Der sinnhaltige Teil der Geschichte ist leicht erzählt. Mustafa, Bey von Algier, hat nur mehr wenige Lust auf seinen Harem und vor allem auf seine "Hauptfrau" Elvira. Er sehnt sich nach einer Frau aus Italien. Glückliche Umstände lassen seinen Wunsch schneller als erwartet in Erfüllung gehen. Jetzt gilt es nur noch seine Hauptfrau loszuwerden. Der Plan dazu ist gerissen, geht aber aufgrund der verwirrenden Ereignisse und Verwicklungen nicht auf. Am Ende des Stücks lässt sich Mustafa, bezaubert und zugleich verblödet durch sein Begehren nach der schönen Italienerin, zum "Pappataci" ernennen. Dieser hat zu essen, zu schlafen, schöne Frauen zu begehren und sich vor allem durch nichts und niemanden aus der Ruhe bringen zu lassen. Dass das nicht gut geht und er zuletzt die Italiener und damit auch seine heiß begehrte Isabella ziehen lassen muss, versteht sich von selbst. Zum Glück gibt es aber noch seine ehemals durchaus geliebte Hauptfrau Elvira, die er um Verzeihung bitten kann.

Soweit, so unspektakulär.
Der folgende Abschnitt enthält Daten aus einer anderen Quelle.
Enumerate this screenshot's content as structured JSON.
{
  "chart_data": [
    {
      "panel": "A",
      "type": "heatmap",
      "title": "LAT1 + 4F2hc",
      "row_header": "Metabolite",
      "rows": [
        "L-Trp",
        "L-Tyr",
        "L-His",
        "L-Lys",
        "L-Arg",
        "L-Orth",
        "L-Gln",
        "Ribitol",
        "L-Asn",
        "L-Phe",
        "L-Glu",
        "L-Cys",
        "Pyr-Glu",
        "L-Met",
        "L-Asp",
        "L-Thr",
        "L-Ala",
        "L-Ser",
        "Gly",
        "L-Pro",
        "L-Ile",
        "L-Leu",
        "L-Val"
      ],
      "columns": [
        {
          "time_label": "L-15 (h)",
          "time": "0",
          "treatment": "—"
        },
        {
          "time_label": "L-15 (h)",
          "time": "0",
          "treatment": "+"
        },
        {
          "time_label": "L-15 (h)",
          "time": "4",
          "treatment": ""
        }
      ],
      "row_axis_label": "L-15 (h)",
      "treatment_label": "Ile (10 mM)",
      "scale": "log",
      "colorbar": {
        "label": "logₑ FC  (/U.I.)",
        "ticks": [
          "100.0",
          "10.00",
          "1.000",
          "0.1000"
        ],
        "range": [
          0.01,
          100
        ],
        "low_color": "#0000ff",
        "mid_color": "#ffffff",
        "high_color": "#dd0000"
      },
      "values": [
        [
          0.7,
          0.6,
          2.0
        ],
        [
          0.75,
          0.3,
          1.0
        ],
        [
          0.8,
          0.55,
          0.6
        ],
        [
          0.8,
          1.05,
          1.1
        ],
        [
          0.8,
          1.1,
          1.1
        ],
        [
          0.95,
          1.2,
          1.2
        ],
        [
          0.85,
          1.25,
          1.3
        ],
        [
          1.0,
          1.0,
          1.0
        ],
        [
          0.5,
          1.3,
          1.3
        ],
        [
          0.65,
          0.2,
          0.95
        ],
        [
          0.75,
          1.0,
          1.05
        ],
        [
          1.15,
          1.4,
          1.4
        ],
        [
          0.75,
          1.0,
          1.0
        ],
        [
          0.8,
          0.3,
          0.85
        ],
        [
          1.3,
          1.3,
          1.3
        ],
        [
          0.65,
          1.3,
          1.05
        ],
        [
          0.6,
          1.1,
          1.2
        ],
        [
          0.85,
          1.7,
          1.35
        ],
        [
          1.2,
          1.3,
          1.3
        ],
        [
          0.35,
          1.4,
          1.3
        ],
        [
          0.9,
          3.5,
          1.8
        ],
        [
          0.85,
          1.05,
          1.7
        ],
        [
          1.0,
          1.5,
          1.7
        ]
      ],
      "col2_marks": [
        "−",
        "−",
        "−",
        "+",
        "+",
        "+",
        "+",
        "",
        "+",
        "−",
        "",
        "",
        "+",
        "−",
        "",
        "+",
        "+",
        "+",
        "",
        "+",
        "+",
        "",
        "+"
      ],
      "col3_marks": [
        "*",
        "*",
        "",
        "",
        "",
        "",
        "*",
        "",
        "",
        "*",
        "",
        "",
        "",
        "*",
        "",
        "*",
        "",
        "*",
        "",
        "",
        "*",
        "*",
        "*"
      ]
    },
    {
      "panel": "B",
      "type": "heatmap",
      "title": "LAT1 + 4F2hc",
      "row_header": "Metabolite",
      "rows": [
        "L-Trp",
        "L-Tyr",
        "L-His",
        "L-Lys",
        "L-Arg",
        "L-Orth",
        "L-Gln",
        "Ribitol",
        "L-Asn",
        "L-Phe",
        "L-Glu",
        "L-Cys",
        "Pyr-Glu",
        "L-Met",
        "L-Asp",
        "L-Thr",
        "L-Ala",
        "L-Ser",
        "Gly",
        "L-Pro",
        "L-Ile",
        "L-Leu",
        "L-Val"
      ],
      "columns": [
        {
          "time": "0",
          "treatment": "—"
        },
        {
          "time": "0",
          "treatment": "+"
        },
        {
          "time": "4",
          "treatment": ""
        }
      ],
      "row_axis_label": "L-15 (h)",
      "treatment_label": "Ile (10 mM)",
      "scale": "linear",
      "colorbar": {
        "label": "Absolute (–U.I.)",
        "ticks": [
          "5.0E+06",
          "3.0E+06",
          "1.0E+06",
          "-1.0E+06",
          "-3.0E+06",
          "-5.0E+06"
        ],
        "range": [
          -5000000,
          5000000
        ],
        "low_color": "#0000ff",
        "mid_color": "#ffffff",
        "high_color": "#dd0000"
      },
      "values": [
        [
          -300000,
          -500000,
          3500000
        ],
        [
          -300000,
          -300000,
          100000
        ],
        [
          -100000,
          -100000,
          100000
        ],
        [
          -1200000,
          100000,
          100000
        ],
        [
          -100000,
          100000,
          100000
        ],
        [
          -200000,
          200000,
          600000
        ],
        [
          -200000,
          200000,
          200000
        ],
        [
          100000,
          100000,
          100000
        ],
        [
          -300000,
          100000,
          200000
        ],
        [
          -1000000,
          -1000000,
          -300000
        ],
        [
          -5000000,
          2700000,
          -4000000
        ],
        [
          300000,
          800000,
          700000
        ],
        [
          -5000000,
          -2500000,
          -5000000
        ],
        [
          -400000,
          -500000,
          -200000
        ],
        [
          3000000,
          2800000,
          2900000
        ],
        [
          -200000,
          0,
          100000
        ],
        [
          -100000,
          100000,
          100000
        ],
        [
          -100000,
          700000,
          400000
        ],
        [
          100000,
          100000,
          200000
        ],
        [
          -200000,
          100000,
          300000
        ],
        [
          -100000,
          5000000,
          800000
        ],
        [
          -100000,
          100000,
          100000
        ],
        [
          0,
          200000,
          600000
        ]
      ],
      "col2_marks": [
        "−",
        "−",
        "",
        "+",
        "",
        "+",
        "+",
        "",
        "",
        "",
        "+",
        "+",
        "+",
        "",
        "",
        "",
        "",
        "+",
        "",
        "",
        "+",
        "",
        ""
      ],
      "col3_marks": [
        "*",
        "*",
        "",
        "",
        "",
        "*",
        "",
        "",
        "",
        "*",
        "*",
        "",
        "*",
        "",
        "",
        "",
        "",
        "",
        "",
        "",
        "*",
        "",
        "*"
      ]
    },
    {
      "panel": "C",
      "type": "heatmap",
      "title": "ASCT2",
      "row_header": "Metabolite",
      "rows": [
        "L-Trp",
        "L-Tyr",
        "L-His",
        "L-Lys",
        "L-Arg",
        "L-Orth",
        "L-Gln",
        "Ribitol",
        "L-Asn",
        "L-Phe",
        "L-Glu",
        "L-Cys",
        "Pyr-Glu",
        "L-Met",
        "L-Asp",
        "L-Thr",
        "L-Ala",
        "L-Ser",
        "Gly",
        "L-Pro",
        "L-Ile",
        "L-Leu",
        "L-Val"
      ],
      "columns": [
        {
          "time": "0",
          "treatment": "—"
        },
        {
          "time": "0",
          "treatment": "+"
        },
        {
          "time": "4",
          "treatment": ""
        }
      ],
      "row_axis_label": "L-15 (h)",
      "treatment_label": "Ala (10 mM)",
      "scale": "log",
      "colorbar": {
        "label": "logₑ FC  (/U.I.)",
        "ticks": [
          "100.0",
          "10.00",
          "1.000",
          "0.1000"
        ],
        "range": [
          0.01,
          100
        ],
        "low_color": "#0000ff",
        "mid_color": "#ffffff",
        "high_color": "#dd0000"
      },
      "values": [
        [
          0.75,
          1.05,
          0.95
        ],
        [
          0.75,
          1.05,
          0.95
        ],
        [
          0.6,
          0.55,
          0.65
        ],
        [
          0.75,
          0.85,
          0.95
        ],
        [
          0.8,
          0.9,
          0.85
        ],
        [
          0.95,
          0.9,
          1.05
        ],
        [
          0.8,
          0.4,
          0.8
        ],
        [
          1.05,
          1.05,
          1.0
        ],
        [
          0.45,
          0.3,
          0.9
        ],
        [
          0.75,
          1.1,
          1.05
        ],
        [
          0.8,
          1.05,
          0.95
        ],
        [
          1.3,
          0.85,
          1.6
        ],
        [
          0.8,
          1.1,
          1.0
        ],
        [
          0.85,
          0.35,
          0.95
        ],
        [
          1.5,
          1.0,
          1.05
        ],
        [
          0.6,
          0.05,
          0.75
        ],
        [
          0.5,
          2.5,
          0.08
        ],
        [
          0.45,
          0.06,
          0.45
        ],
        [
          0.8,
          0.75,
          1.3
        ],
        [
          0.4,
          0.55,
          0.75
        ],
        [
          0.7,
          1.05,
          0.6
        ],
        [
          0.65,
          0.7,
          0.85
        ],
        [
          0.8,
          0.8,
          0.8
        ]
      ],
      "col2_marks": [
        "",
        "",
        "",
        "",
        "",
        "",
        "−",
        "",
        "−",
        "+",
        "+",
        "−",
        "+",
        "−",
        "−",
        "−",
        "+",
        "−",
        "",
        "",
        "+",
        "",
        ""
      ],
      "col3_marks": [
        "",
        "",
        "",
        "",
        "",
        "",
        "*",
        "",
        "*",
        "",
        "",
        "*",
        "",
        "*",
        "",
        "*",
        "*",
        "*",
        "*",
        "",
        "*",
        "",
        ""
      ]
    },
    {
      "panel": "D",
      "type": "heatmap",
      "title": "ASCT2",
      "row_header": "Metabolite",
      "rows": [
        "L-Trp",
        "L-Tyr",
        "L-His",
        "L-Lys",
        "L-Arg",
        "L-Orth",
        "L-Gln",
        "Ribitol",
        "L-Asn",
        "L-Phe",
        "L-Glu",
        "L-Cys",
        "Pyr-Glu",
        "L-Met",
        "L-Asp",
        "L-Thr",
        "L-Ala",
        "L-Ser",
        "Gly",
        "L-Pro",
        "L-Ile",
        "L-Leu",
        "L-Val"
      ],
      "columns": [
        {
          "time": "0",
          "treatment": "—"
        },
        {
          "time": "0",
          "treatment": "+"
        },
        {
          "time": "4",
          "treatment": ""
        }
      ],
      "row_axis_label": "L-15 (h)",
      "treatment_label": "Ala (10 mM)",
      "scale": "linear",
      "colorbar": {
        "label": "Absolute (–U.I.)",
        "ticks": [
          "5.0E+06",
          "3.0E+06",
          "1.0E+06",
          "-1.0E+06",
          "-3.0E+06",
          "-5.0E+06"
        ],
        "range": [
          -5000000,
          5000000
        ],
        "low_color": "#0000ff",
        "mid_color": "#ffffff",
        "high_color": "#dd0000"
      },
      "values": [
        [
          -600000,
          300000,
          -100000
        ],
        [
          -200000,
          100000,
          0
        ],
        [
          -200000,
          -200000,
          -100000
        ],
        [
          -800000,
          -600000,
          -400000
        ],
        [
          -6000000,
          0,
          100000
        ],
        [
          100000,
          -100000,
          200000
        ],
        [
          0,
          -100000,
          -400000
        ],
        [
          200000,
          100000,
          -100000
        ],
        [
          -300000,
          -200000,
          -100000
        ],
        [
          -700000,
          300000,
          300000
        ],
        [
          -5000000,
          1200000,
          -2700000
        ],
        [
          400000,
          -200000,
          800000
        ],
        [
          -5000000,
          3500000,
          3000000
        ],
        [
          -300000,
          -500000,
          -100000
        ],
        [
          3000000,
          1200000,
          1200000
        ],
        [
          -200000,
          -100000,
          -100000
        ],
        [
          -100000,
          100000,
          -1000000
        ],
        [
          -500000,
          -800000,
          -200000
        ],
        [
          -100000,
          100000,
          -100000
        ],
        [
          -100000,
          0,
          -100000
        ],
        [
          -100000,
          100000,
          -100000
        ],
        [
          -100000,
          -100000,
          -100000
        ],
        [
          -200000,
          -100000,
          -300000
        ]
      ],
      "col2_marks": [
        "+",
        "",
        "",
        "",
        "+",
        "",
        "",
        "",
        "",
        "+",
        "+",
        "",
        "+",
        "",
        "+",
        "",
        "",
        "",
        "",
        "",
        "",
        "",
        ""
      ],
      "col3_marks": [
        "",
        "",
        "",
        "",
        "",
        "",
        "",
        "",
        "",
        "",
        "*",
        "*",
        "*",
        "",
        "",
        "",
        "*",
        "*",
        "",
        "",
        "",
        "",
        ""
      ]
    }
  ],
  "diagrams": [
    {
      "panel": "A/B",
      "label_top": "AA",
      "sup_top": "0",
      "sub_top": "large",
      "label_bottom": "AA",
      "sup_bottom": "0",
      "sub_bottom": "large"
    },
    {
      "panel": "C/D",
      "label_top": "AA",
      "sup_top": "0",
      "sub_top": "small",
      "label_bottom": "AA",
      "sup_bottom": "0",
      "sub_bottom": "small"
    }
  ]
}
Ähnliche und vergleichbare Plots fanden sich zur der Zeit von Rossini zuhauf. Die wahren Stars des Abends sind mit der Inszenierung und der Musik leicht auszumachen. Zu Beginn des Stücks betrat der Harem von Mustafa die Bühne, die dem Foyer des Festspielhauses in Erl zum Verwechseln ähnlich sah. Wir befanden uns also im Hier und Jetzt. Ein dezenter Hinweis darauf, dass das Stück mit uns im Heute etwas zu tun hat und quasi überzeitlich ist. Statt orientalischen Spezialitäten und Waren hatten die Harems-Damen Einkaufstaschen mit Prada-Logo vorzuführen.

In einer Szene wähnte man die "Hauptfrau" Elvira, brillant gesungen von Bianca Tognocchi, in einem Club. Der Tanz erinnerte weniger an Schleiertänze, sondern an eine selbstbewusste Frau in der Gegenwart, die weiß was sie will und dies auch tänzerisch zum Ausdruck bringen kann. Viel Nebel und gezielter Scheinwerfereinsatz transzendierten den im Stück ursprünglich gemeinten Ort.

Ganz grundsätzlich waren es die Frauen, die in diesem Stück an diesem Abend die Hosen anhatten. Vor allem Isabella, großartig gesungen und gespielt von Aurora Faggioli, wusste um die Wirkung ihrer weiblichen Reize. Selbst in den Augenblicken, in denen sie Mustafa eigentlich schutzlos ausgeliefert war, behielt sie die Oberhand. Sie spielte mit ihm. Später, als eine der Frauen des Hauses, hatte sie die Zügel und die Peitsche selbst in der Hand. Sie trieb in der Erler Inszenierung den vor Liebe entbrannten und bisher mächtigen Frauenbezwinger konsequent mit ihren Komplizen in die groteske Zeremonie zur Ernennung zum "Pappataci" und damit über die Grenzen der Vernunft.

Am Ende, durch und durch italienisiert, schien Mustafa seinen Verstand verloren zu haben. Zum Schluss kam er dennoch zur Vernunft und Alltag kehrte ein. Die wilde Italienerin konnte nicht gebändigt werden. Die Rückkehr zu Elvira ist auch eine Rückkehr zur Normalität und zum Alltag. Immerhin hatte Mustafa aber vom Wahnsinn genascht und hatte sich ganz dem Irrsinn der nicht nur lodernden, sondern entflammten Liebe hingegeben. Der rahmenlose Wahnsinn kehrte somit zum Schluss in den gewohnten Rahmen zurück.

Genau das wurde auch auf der Musikebene gespiegelt. Die Musik von Rossini ist auf Du und Du mit dem Wahnsinn und dem Irrsinn. Sie scheut aber auch davor nicht zurück, höchst melodisch, eingängig und zugänglich zu sein. Sie ist geschickter Innenwelt-Ausleuchter der Figuren und überzeugender Wahnsinns-Darsteller. Insgesamt ist das Musik, die der starken Hand von Gustav Kuhn sehr entgegen kam. Höchst kontrolliert und mit einer Vorliebe zur Exaktheit gelang es dem Künstlerischen Leiter der Festspiele, den Zuhörer dazu zu überreden, sich kopfüber in den unkontrollierten Irrsinn des Stückes zu stürzen.

Der Applaus nach der Aufführung war wohlwollend mit einzelnen Jubelbekundungen. Womöglich entsprach die Inszenierung aber nicht jedermanns Geschmack. Überschwängliche Euphorie-Anfälle und Bravo-Rufe blieben aus. Es war aber zweifellos ein außergewöhnlicher Opern-Abend. Wer viel wagt, der kann auch viel gewinnen. Das war hier aus künstlerischer Sicht der Fall.